The role of neutrophil death in chronic inflammation and cancer

Abstract

The lifespan of a neutrophil is short and limited by programmed cell death, followed by efferocytosis. When activated or exposed to insult, neutrophil death may be delayed to support neutrophil effector functions such as phagocytosis, cytokine release, and pathogen destruction by degranulation. However, neutrophils may also alter the type of cell death and thereby affect inflammatory responses and tissue remodeling. This review briefly introduces the various forms of neutrophil death including apoptosis, necrosis/necroptosis, and the formation of so-called "neutrophil extracellular traps" (NETs), and it summarizes the clearance of dead cells by efferocytosis. Importantly, distinct types of neutrophil death have been found to drive chronic inflammatory disorders and cancer. Thus, the tumor and its microenvironment can delay neutrophil apoptosis to exploit their pro-angiogenic and pro-metastatic properties. Conversely, neutrophils may enter rapid and suicidal cell death by forming extracellular traps, which are expelled DNA strands with neutrophil proteins. Components of these DNA-protein complexes such as histones, high-mobility group protein B1, or neutrophil elastase have been found to promote cancer cell proliferation, adhesion, migration, invasion, and thereby tumor metastasis. In other settings of chronic inflammatory disease such as gout, NETs have been found protective rather than detrimental, as they promoted the local degradation of pro-inflammatory cytokines by neutrophil proteases. Thus, the interaction of neutrophils with the tissue environment extends beyond the stage of the living cell and the type of neutrophil death shapes immune responses and tissue remodeling in health and disease.
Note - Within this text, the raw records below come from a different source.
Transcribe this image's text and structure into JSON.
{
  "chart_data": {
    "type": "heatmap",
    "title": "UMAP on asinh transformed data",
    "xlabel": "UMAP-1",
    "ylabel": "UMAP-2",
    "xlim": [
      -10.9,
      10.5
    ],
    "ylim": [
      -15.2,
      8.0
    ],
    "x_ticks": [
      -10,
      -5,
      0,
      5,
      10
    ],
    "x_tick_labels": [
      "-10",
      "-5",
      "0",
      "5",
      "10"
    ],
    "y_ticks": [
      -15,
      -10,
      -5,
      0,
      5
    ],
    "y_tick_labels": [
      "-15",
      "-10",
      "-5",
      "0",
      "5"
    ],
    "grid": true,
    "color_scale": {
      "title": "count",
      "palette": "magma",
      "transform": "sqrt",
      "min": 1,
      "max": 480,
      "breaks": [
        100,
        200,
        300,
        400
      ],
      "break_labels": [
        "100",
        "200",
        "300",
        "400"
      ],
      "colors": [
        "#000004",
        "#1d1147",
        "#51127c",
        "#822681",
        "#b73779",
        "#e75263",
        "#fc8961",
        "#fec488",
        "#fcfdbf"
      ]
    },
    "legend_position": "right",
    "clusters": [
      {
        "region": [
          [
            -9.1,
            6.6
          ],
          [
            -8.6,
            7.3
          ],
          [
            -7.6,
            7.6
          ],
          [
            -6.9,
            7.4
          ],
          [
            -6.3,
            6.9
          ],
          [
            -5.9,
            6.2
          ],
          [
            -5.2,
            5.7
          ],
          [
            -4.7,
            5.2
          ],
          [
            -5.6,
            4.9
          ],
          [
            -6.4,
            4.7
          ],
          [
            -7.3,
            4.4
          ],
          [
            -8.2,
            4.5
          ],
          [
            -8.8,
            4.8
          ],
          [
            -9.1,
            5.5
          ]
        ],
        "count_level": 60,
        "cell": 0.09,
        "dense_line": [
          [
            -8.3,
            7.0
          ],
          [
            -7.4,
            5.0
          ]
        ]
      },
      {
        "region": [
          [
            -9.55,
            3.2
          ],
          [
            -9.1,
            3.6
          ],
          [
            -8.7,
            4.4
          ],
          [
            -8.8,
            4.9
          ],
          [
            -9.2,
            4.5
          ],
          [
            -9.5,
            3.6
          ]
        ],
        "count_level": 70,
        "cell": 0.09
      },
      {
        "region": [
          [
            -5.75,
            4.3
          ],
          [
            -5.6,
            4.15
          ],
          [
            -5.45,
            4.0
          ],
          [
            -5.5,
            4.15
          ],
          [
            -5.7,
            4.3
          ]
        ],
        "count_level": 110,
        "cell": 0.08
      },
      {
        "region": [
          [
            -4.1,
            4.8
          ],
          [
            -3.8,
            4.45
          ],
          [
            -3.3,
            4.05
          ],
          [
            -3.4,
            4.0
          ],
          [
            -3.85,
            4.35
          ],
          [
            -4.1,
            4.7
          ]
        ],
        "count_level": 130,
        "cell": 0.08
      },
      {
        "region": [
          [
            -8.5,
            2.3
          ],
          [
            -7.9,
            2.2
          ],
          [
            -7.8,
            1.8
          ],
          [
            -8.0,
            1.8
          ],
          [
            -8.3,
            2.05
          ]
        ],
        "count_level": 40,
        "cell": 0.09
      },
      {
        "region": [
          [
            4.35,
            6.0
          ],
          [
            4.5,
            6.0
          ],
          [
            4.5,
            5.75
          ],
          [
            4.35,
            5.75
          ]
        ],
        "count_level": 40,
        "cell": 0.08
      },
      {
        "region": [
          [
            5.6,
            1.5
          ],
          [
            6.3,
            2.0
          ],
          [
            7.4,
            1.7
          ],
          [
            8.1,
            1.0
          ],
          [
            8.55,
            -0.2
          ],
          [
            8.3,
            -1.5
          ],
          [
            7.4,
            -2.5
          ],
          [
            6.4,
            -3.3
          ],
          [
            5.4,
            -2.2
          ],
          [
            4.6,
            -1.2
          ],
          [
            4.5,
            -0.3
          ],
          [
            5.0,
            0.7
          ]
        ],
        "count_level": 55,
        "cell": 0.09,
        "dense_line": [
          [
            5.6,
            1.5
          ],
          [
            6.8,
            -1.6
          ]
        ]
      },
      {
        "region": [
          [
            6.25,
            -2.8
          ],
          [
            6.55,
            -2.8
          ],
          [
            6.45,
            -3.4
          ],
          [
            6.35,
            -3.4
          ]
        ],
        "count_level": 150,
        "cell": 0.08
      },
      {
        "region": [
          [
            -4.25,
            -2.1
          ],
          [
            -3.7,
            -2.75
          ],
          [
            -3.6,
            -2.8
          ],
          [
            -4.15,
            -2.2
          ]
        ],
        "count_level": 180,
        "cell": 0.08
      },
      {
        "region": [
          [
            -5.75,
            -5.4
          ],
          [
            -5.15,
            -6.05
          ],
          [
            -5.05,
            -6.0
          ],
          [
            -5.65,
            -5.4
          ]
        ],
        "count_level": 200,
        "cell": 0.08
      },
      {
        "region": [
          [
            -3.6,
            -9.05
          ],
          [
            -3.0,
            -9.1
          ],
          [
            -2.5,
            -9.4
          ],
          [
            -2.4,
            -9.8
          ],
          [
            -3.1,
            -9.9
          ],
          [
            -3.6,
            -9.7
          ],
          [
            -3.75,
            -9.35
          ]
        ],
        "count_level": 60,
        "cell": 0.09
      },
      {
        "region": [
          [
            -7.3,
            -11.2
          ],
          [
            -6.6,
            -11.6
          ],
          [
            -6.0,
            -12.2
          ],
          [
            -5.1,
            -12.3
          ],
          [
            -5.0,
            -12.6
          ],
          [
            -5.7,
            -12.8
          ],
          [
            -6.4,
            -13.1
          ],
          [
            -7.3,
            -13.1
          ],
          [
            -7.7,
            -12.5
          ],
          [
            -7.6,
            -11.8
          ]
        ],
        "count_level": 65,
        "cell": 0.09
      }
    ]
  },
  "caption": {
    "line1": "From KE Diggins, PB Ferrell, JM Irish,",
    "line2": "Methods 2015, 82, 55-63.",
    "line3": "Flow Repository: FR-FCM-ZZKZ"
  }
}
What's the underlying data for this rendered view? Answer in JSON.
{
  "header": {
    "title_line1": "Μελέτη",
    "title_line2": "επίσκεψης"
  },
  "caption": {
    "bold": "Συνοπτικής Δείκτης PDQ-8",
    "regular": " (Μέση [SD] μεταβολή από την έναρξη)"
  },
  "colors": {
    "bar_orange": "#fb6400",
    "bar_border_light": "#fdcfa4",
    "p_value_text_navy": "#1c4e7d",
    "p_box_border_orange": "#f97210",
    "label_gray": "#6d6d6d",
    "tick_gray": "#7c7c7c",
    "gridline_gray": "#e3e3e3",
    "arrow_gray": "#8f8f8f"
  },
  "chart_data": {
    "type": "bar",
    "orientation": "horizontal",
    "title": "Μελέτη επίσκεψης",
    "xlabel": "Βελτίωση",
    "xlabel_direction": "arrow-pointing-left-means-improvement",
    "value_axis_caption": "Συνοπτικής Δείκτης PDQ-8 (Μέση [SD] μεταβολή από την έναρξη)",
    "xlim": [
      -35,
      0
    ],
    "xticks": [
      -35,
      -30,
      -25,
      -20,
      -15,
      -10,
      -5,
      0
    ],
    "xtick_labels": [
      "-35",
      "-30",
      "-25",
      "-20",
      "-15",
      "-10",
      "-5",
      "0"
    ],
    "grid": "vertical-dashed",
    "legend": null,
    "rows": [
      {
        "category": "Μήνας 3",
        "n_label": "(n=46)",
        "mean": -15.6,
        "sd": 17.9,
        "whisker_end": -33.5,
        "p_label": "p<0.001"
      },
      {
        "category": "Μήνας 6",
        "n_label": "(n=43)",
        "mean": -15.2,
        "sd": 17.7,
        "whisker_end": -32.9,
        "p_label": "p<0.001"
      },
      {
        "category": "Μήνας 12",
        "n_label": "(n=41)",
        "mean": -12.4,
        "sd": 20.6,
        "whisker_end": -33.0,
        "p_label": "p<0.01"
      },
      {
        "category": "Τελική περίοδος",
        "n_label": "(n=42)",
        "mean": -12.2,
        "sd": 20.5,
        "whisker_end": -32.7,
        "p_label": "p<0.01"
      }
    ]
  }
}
Keywords: Cancer microenvironment; Cell death and immune response; Granulocytes; Immune cell death.

Fig. 1. Neutrophil extracellular traps in cancer.

Neutrophils originating from bone marrow have a short lifespan in circulation, which is controlled by programmed cell death. When attracted by chemokines, they extravasate into tumor tissue where they are activated to delay apoptosis and engage in the inflammatory tumor microenvironment. A fraction of activated neutrophils may reverse migrate and home back to the bone marrow which shapes further neutrophil release. The tumor-invading neutrophils are exposed to hypoxia as well as cancer and stroma cell signals, which can trigger the formation of neutrophil extracellular traps (NETs). NET components such as oxidized DNA may stimulate an inflammatory response by macrophages or dendritic cells. NET-associated proteases alter the extracellular matrix and NET-derived HMGB1 molecules activate cancer cells to jointly promote tumor cell proliferation, migration, invasion, and metastasis.

Fig. 2. Neutrophil apoptosis and efferocytosis in cancer.

Tissue-infiltrating neutrophils that are attracted by tumor-derived signals are exposed to a variety of survival factors originating from tumor cells, stroma, hypoxia, or dying cells. They may propagate the inflammatory tumor microenvironment by recruiting and activating further leukocytes, such as cytotoxic T-cells. Tumor-associated neutrophils have the potential to reverse migrate into circulation, thereby facilitating metastasis of attached tumor cells. However, the majority of them is proposed to undergo local apoptosis and subsequent efferocytosis by macrophages, which drives an anti-inflammatory M2-like polarization, tumor proliferation, and vascularization. Conversely, neutrophils may remove apoptotic tumor cells by efferocytosis and thereby promote tissue remodeling and cancer growth.